Jace had not been allowed near Stacy’s body and the police had looked at him as though he’d murdered her. In three days, Jace had gone from being a happy man who was looking forward to his marriage to a man who was reviled by his dead fiancée’s family.
Since then, his life had not existed. He’d slept and eaten, and even worked some, but he wasn’t really alive. The questions “Why had this happened?” and “What really happened?” haunted him incessantly. He’d tried everything he could to get rid of the doubts that now ruled him, but he was unable to. He’d gone on a few dates, but he couldn’t be himself. He was polite to the point of coldness, and a first date never turned into a second.
Jace had thought that he and Stacy were a happy couple. He thought they’d had no secrets. Stacy was a legal secretary in an old, established New York law office, and even according to her bosses she nearly ran the office. She remembered where every brief was and every due date. And her classiness had fit their image of themselves. They always had her greet new clients. All of the young lawyers had tried to date her, but she’d have none of them. She used to smile graciously and say that when she met the man of her dreams, she’d know him.
And that’s how it had happened. Jace had walked into the boardroom, a briefcase full of papers about a building in Greenwich Village that his company was buying, and he’d looked up and seen her. She’d been handing out documents to each lawyer, but with her eyes on Jace, she’d shoved them into the hands of a lawyer and left the room.

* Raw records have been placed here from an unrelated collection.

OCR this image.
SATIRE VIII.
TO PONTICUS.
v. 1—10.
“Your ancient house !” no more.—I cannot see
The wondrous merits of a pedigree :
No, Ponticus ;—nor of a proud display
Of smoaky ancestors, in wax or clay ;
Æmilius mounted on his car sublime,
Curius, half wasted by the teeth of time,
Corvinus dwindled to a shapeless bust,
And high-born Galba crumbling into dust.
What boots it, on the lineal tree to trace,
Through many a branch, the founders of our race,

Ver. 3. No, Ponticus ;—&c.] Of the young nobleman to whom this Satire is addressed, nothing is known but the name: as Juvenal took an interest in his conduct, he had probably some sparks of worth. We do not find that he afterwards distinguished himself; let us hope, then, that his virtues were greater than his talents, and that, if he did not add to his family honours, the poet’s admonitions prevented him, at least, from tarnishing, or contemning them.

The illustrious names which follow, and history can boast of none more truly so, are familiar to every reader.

Jace hadn’t been able to concentrate. For the first time in his life, he lost his train of thought and signed contracts that he didn’t read. He was oblivious to the smirks and smiles of the lawyers around him. They had all tried with the beautiful, elegant Stacy, but she’d politely but firmly told them no. They could now see that her days of being the untouchable maiden were over.

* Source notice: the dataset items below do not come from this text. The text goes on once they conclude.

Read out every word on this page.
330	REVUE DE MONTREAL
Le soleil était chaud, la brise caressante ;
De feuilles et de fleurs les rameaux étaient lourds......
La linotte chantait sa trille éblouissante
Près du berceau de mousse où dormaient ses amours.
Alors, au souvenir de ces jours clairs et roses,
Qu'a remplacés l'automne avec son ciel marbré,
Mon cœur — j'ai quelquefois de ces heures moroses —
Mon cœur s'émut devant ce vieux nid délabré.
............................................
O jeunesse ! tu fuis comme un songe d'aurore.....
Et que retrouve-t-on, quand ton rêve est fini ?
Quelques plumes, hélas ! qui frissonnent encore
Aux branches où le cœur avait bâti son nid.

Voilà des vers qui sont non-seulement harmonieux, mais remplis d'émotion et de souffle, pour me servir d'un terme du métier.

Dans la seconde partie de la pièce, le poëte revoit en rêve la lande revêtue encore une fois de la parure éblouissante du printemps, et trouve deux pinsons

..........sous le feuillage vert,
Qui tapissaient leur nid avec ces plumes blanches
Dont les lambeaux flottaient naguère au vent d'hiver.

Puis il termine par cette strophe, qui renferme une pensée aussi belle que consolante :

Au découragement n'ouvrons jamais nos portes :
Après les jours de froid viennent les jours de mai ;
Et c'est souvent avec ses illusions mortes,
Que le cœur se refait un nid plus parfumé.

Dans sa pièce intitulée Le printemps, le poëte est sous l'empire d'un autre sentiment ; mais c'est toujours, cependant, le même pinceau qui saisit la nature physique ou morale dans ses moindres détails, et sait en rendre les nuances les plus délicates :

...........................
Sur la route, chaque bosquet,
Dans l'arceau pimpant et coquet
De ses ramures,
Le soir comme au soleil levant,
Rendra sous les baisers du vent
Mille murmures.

After the meeting, Jace had stood outside the boardroom door and looked for her. Another secretary, smiling, had pointed the way to him and he’d walked to her desk. She was waiting for him, her coat on, and they’d left the office to go to lunch.

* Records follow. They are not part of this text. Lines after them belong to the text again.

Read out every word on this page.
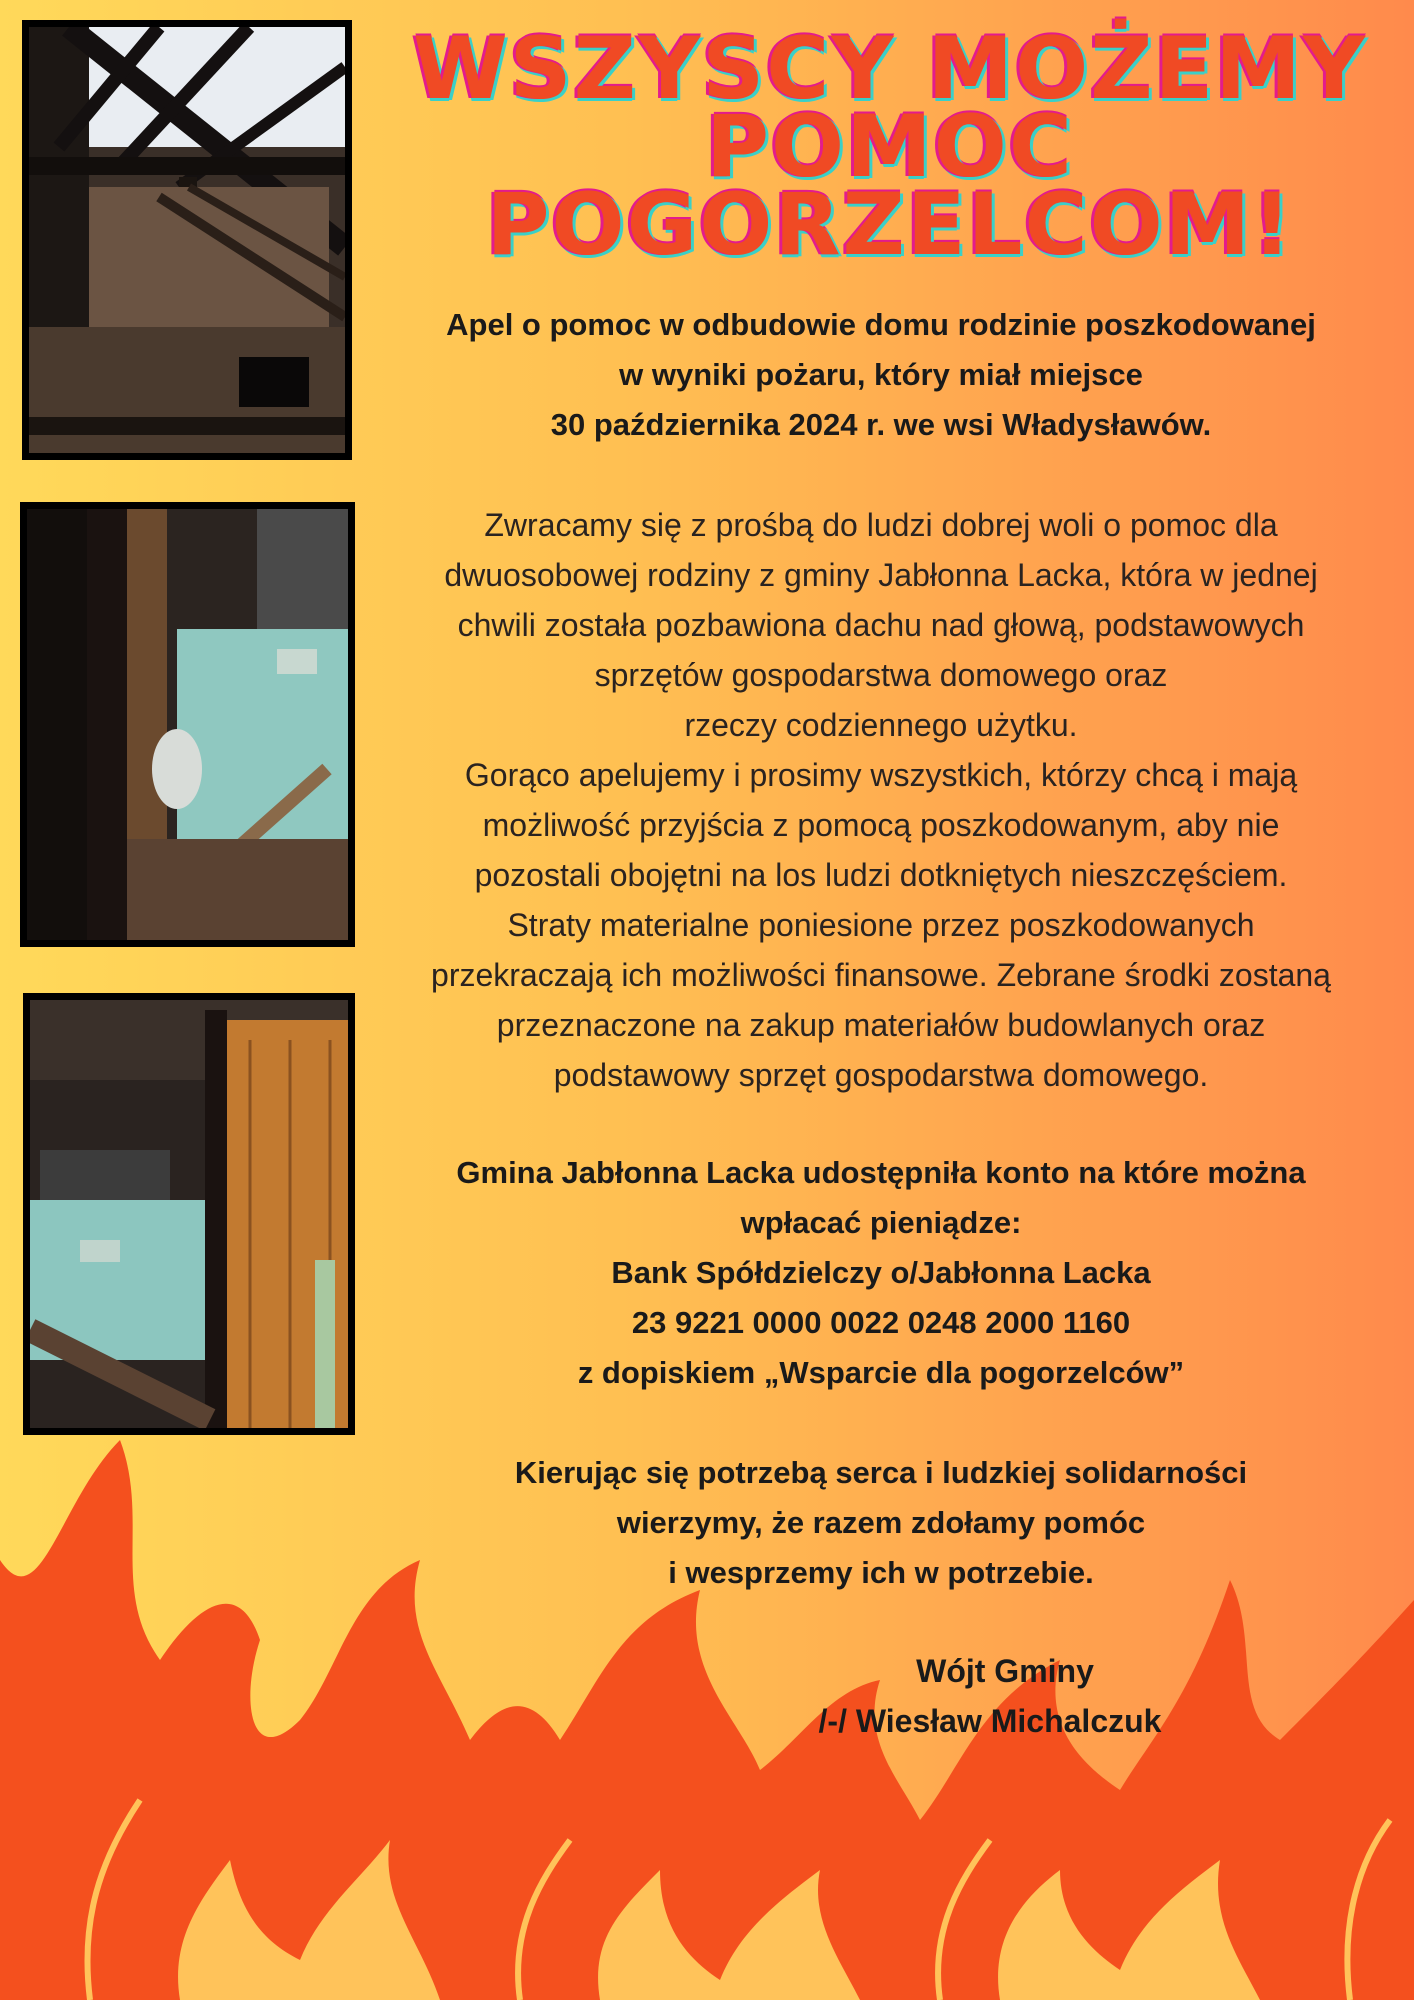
WSZYSCY MOŻEMY
POMOC
POGORZELCOM!

Apel o pomoc w odbudowie domu rodzinie poszkodowanej

w wyniki pożaru, który miał miejsce

30 października 2024 r. we wsi Władysławów.

Zwracamy się z prośbą do ludzi dobrej woli o pomoc dla

dwuosobowej rodziny z gminy Jabłonna Lacka, która w jednej

chwili została pozbawiona dachu nad głową, podstawowych

sprzętów gospodarstwa domowego oraz

rzeczy codziennego użytku.

Gorąco apelujemy i prosimy wszystkich, którzy chcą i mają

możliwość przyjścia z pomocą poszkodowanym, aby nie

pozostali obojętni na los ludzi dotkniętych nieszczęściem.

Straty materialne poniesione przez poszkodowanych

przekraczają ich możliwości finansowe. Zebrane środki zostaną

przeznaczone na zakup materiałów budowlanych oraz

podstawowy sprzęt gospodarstwa domowego.

Gmina Jabłonna Lacka udostępniła konto na które można

wpłacać pieniądze:

Bank Spółdzielczy o/Jabłonna Lacka

23 9221 0000 0022 0248 2000 1160

z dopiskiem „Wsparcie dla pogorzelców”

Kierując się potrzebą serca i ludzkiej solidarności

wierzymy, że razem zdołamy pomóc

i wesprzemy ich w potrzebie.

Wójt Gminy

/-/ Wiesław Michalczuk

After that, they’d been inseparable. They’d talked and laughed and during the three years they knew each other, Jace had thought they’d told each other all about their lives.
But they hadn’t. He had told her all about himself, but it seemed that Stacy had had secrets.
Jace looked back at his uncle Frank. “I can’t go forward until I do all that I can to find out what happened and why.”
“And you think this house has something to do with it?”
“Maybe not the house, but certainly whoever she was to meet that night. Stacy had some connection to that village and to someone in it. People there know things that they haven’t told.”
“Couldn’t you hire—?”
“A private detective? I thought of that, but I think that if anyone walked into that small village and started asking questions, the people would clam up.” “So how does buying an expensive, ugly old house help you?”
Jace shrugged. “Maybe it won’t, but I thought I’d say I was writing a book on local history. Some woman who robbed stagecoaches lived in the house and it’s said that she now haunts it. Writing a book would give me an excuse to ask questions.”
“Be careful. The lady highwayman may turn out to be an ancestor of ours.” “None of the women in our family would do that,” Jace said and almost smiled. “You did hear about our ancestor who was called ‘the Raider,’ didn’t you?” “Of course I did.” Jace looked at his uncle pointedly. “Will you help me or not?”
“You couldn’t rent the house?”
Jace gave his uncle a hard look. Jace had money of his own, quite a bit of it, but the bulk of it was tied up in long-term investments. He could have gone to a mortgage company, but his family liked to keep to themselves. Jace didn’t like having to borrow money, but he also didn’t like that his uncle was treating him like a kid.
“I’ll give you the money,” Frank said.